The case for taking a walk in the park right now

Every notice the difference in the way you feel when you walk home through a park, or a really pretty, tree-lined block versus walking down the busiest street in town? Yeah, there’s a big difference. And now, science has backed this up, thankyouverymuch.

A new study conducted by a graduate student at Stanford University, and published last week, suggests that taking a break away from the city streets and walking in the park can have a majorly positive impact on your mental health.

Gregory Bartman, a student at Stanford’s Emmett Interdisciplinary Program in Environment and Resources, is particularly interested in how living in urban environments impacts mental health. Past studies have found that people in cities tend to have a higher risk for depression and anxiety, while those who live outside of cities have a lower risk. This uptick in stress could be linked to lack of access to green spaces, like parks and nature walks. In fact, one University of Pennsylvania study found that heart rates dropped, signaling reduced stress, when city-dwellers walked in greener areas.

Bartman has conducted studies around this idea before. Last month, he and a team worked on a study that asked volunteers to walk along in green areas on Stanford’s campus and others to walk along a busy highway. They found those who walked in the green space were less stressed and more attentive. So now, Bartman wants to know why.

In his latest study, Bartman focused on brooding — that tendency many of us have to ruminate over all the horrible, no-good, very-bad things until it totally gets us down. That kind of thought pattern has been found to have a link to the brain’s subgenual prefrontal cortex.

He and his team asked 38 city dwellers to do a quick questionnaire to find out how often they tended to brood, then researchers did a scan to get a look at activity in their subgenual prefrontal cortex. Then the participants were assigned to walk for 90 minutes, either along a quiet and green stretch of campus or next a highway in Palo Alto.
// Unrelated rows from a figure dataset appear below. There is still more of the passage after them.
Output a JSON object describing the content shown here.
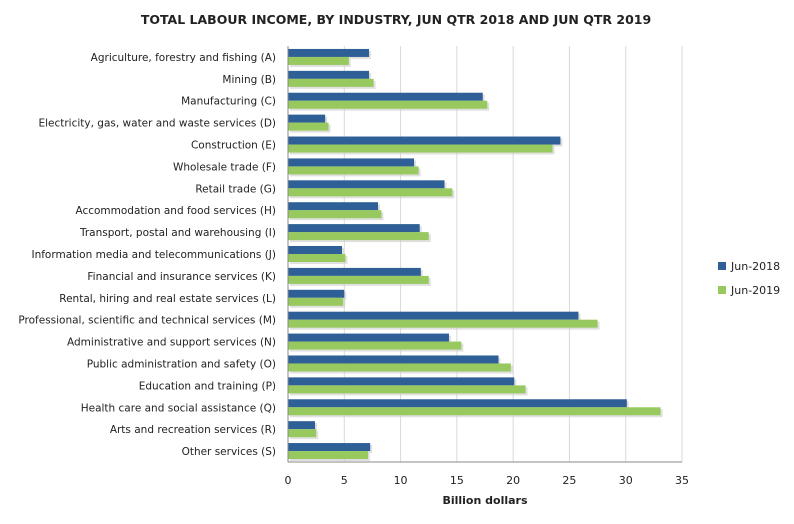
{
  "chart_data": {
    "type": "bar",
    "orientation": "horizontal",
    "title": "TOTAL LABOUR INCOME, BY INDUSTRY, JUN QTR 2018 AND JUN QTR 2019",
    "xlabel": "Billion dollars",
    "ylabel": "",
    "xlim": [
      0,
      35
    ],
    "xticks": [
      "0",
      "5",
      "10",
      "15",
      "20",
      "25",
      "30",
      "35"
    ],
    "grid": "vertical",
    "legend_position": "right",
    "categories": [
      "Agriculture, forestry and fishing (A)",
      "Mining (B)",
      "Manufacturing (C)",
      "Electricity, gas, water and waste services (D)",
      "Construction (E)",
      "Wholesale trade (F)",
      "Retail trade (G)",
      "Accommodation and food services (H)",
      "Transport, postal and warehousing (I)",
      "Information media and telecommunications (J)",
      "Financial and insurance services (K)",
      "Rental, hiring and real estate services (L)",
      "Professional, scientific and technical services (M)",
      "Administrative and support services (N)",
      "Public administration and safety (O)",
      "Education and training (P)",
      "Health care and social assistance (Q)",
      "Arts and recreation services (R)",
      "Other services (S)"
    ],
    "series": [
      {
        "name": "Jun-2018",
        "color": "#2e5f96",
        "values": [
          7.2,
          7.2,
          17.3,
          3.3,
          24.2,
          11.2,
          13.9,
          8.0,
          11.7,
          4.8,
          11.8,
          5.0,
          25.8,
          14.3,
          18.7,
          20.1,
          30.1,
          2.4,
          7.3
        ]
      },
      {
        "name": "Jun-2019",
        "color": "#97c95f",
        "values": [
          5.4,
          7.6,
          17.7,
          3.6,
          23.5,
          11.6,
          14.6,
          8.3,
          12.5,
          5.1,
          12.5,
          4.9,
          27.5,
          15.4,
          19.8,
          21.1,
          33.1,
          2.5,
          7.1
        ]
      }
    ]
  }
}
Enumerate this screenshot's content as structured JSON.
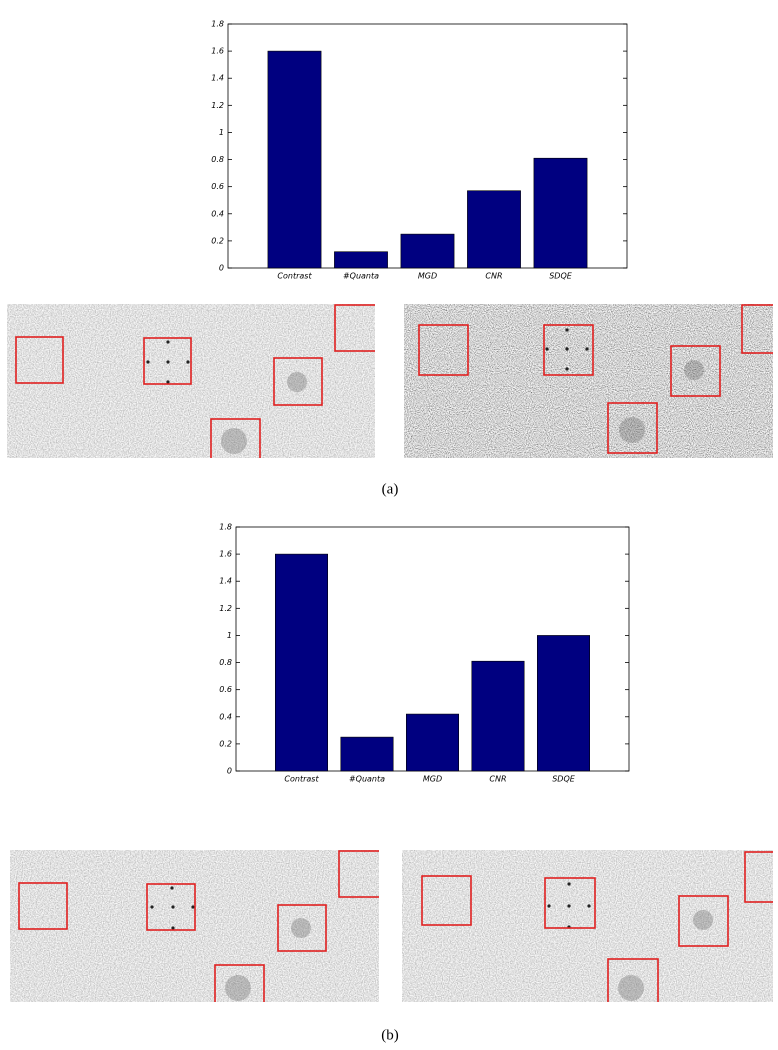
{
  "chart_data": [
    {
      "type": "bar",
      "categories": [
        "Contrast",
        "#Quanta",
        "MGD",
        "CNR",
        "SDQE"
      ],
      "values": [
        1.6,
        0.12,
        0.25,
        0.57,
        0.81
      ],
      "color": "#000080",
      "ylim": [
        0,
        1.8
      ],
      "yticks": [
        0,
        0.2,
        0.4,
        0.6,
        0.8,
        1,
        1.2,
        1.4,
        1.6,
        1.8
      ],
      "caption": "(a)"
    },
    {
      "type": "bar",
      "categories": [
        "Contrast",
        "#Quanta",
        "MGD",
        "CNR",
        "SDQE"
      ],
      "values": [
        1.6,
        0.25,
        0.42,
        0.81,
        1.0
      ],
      "color": "#000080",
      "ylim": [
        0,
        1.8
      ],
      "yticks": [
        0,
        0.2,
        0.4,
        0.6,
        0.8,
        1,
        1.2,
        1.4,
        1.6,
        1.8
      ],
      "caption": "(b)"
    }
  ]
}
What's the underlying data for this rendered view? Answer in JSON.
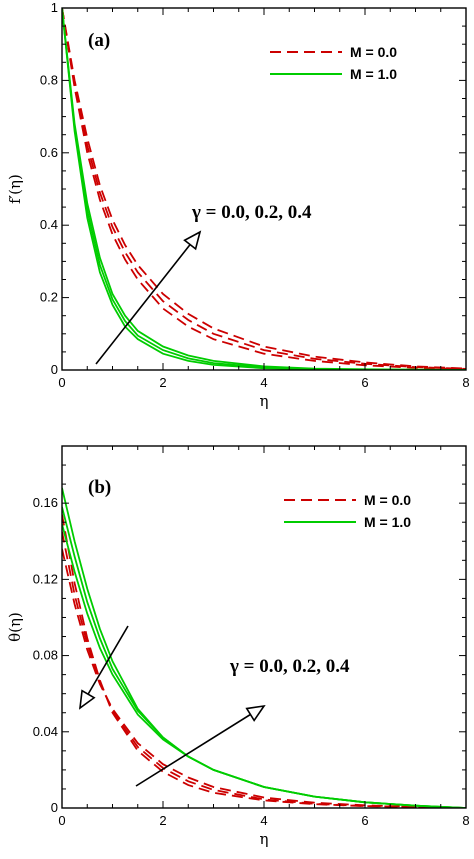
{
  "chart_data": [
    {
      "type": "line",
      "panel_label": "(a)",
      "xlabel": "η",
      "ylabel": "f′(η)",
      "xlim": [
        0,
        8
      ],
      "ylim": [
        0,
        1
      ],
      "xticks": [
        "0",
        "2",
        "4",
        "6",
        "8"
      ],
      "yticks": [
        "0",
        "0.2",
        "0.4",
        "0.6",
        "0.8",
        "1"
      ],
      "legend": [
        {
          "label": "M = 0.0",
          "color": "#cc0000",
          "style": "dashed"
        },
        {
          "label": "M = 1.0",
          "color": "#00cc00",
          "style": "solid"
        }
      ],
      "legend_position": "top-right",
      "annotation": "γ = 0.0, 0.2, 0.4",
      "series": [
        {
          "group": "M = 0.0",
          "gamma": 0.0,
          "x": [
            0,
            0.25,
            0.5,
            0.75,
            1,
            1.25,
            1.5,
            2,
            2.5,
            3,
            4,
            5,
            6,
            7,
            8
          ],
          "y": [
            1,
            0.78,
            0.6,
            0.47,
            0.375,
            0.305,
            0.25,
            0.17,
            0.12,
            0.085,
            0.045,
            0.025,
            0.013,
            0.006,
            0.002
          ]
        },
        {
          "group": "M = 0.0",
          "gamma": 0.2,
          "x": [
            0,
            0.25,
            0.5,
            0.75,
            1,
            1.25,
            1.5,
            2,
            2.5,
            3,
            4,
            5,
            6,
            7,
            8
          ],
          "y": [
            1,
            0.79,
            0.62,
            0.49,
            0.395,
            0.325,
            0.27,
            0.19,
            0.138,
            0.1,
            0.055,
            0.031,
            0.017,
            0.008,
            0.003
          ]
        },
        {
          "group": "M = 0.0",
          "gamma": 0.4,
          "x": [
            0,
            0.25,
            0.5,
            0.75,
            1,
            1.25,
            1.5,
            2,
            2.5,
            3,
            4,
            5,
            6,
            7,
            8
          ],
          "y": [
            1,
            0.8,
            0.64,
            0.51,
            0.415,
            0.345,
            0.29,
            0.21,
            0.155,
            0.115,
            0.065,
            0.037,
            0.021,
            0.01,
            0.004
          ]
        },
        {
          "group": "M = 1.0",
          "gamma": 0.0,
          "x": [
            0,
            0.25,
            0.5,
            0.75,
            1,
            1.25,
            1.5,
            2,
            2.5,
            3,
            4,
            5,
            6,
            7,
            8
          ],
          "y": [
            1,
            0.66,
            0.42,
            0.27,
            0.18,
            0.12,
            0.085,
            0.045,
            0.025,
            0.014,
            0.005,
            0.002,
            0.001,
            0,
            0
          ]
        },
        {
          "group": "M = 1.0",
          "gamma": 0.2,
          "x": [
            0,
            0.25,
            0.5,
            0.75,
            1,
            1.25,
            1.5,
            2,
            2.5,
            3,
            4,
            5,
            6,
            7,
            8
          ],
          "y": [
            1,
            0.67,
            0.44,
            0.29,
            0.195,
            0.135,
            0.095,
            0.055,
            0.032,
            0.019,
            0.007,
            0.003,
            0.001,
            0.0005,
            0
          ]
        },
        {
          "group": "M = 1.0",
          "gamma": 0.4,
          "x": [
            0,
            0.25,
            0.5,
            0.75,
            1,
            1.25,
            1.5,
            2,
            2.5,
            3,
            4,
            5,
            6,
            7,
            8
          ],
          "y": [
            1,
            0.68,
            0.46,
            0.31,
            0.21,
            0.15,
            0.108,
            0.065,
            0.04,
            0.025,
            0.01,
            0.004,
            0.002,
            0.001,
            0
          ]
        }
      ]
    },
    {
      "type": "line",
      "panel_label": "(b)",
      "xlabel": "η",
      "ylabel": "θ(η)",
      "xlim": [
        0,
        8
      ],
      "ylim": [
        0,
        0.19
      ],
      "xticks": [
        "0",
        "2",
        "4",
        "6",
        "8"
      ],
      "yticks": [
        "0",
        "0.04",
        "0.08",
        "0.12",
        "0.16"
      ],
      "legend": [
        {
          "label": "M = 0.0",
          "color": "#cc0000",
          "style": "dashed"
        },
        {
          "label": "M = 1.0",
          "color": "#00cc00",
          "style": "solid"
        }
      ],
      "legend_position": "top-right",
      "annotation": "γ = 0.0, 0.2, 0.4",
      "series": [
        {
          "group": "M = 0.0",
          "gamma": 0.0,
          "x": [
            0,
            0.25,
            0.5,
            0.75,
            1,
            1.5,
            2,
            2.5,
            3,
            4,
            5,
            6,
            7,
            8
          ],
          "y": [
            0.154,
            0.118,
            0.089,
            0.067,
            0.05,
            0.03,
            0.019,
            0.012,
            0.008,
            0.004,
            0.002,
            0.001,
            0.0005,
            0
          ]
        },
        {
          "group": "M = 0.0",
          "gamma": 0.2,
          "x": [
            0,
            0.25,
            0.5,
            0.75,
            1,
            1.5,
            2,
            2.5,
            3,
            4,
            5,
            6,
            7,
            8
          ],
          "y": [
            0.145,
            0.112,
            0.086,
            0.066,
            0.051,
            0.032,
            0.021,
            0.014,
            0.0095,
            0.0045,
            0.0022,
            0.001,
            0.0005,
            0
          ]
        },
        {
          "group": "M = 0.0",
          "gamma": 0.4,
          "x": [
            0,
            0.25,
            0.5,
            0.75,
            1,
            1.5,
            2,
            2.5,
            3,
            4,
            5,
            6,
            7,
            8
          ],
          "y": [
            0.136,
            0.107,
            0.083,
            0.065,
            0.052,
            0.034,
            0.023,
            0.016,
            0.011,
            0.0055,
            0.0028,
            0.0014,
            0.0006,
            0
          ]
        },
        {
          "group": "M = 1.0",
          "gamma": 0.0,
          "x": [
            0,
            0.25,
            0.5,
            0.75,
            1,
            1.5,
            2,
            2.5,
            3,
            4,
            5,
            6,
            7,
            8
          ],
          "y": [
            0.168,
            0.14,
            0.115,
            0.094,
            0.077,
            0.052,
            0.037,
            0.027,
            0.02,
            0.011,
            0.006,
            0.003,
            0.0012,
            0
          ]
        },
        {
          "group": "M = 1.0",
          "gamma": 0.2,
          "x": [
            0,
            0.25,
            0.5,
            0.75,
            1,
            1.5,
            2,
            2.5,
            3,
            4,
            5,
            6,
            7,
            8
          ],
          "y": [
            0.158,
            0.132,
            0.108,
            0.089,
            0.073,
            0.051,
            0.037,
            0.027,
            0.02,
            0.011,
            0.006,
            0.003,
            0.0012,
            0
          ]
        },
        {
          "group": "M = 1.0",
          "gamma": 0.4,
          "x": [
            0,
            0.25,
            0.5,
            0.75,
            1,
            1.5,
            2,
            2.5,
            3,
            4,
            5,
            6,
            7,
            8
          ],
          "y": [
            0.149,
            0.124,
            0.102,
            0.084,
            0.07,
            0.049,
            0.036,
            0.027,
            0.02,
            0.011,
            0.006,
            0.003,
            0.0012,
            0
          ]
        }
      ]
    }
  ]
}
They weren’t able to walk with anyone or listen to music.

Immediately after their walk, scans found that those who walked along the highway had way more activity in their subgenual prefrontral cortex, while those who walked in a natural setting had less. A questionnaire also backed up these findings, with those who walked on campus reporting lower stress levels.

This is really just the start of understanding what being in nature does to our brains, but the findings are significant. Although we don’t know yet what it is exactly that helps us calm down — the quiet, the greenery, fresh air — we now have reason to believe stress and time in nature could be strongly linked.

So what does this mean for you? Pick a park and go hangout!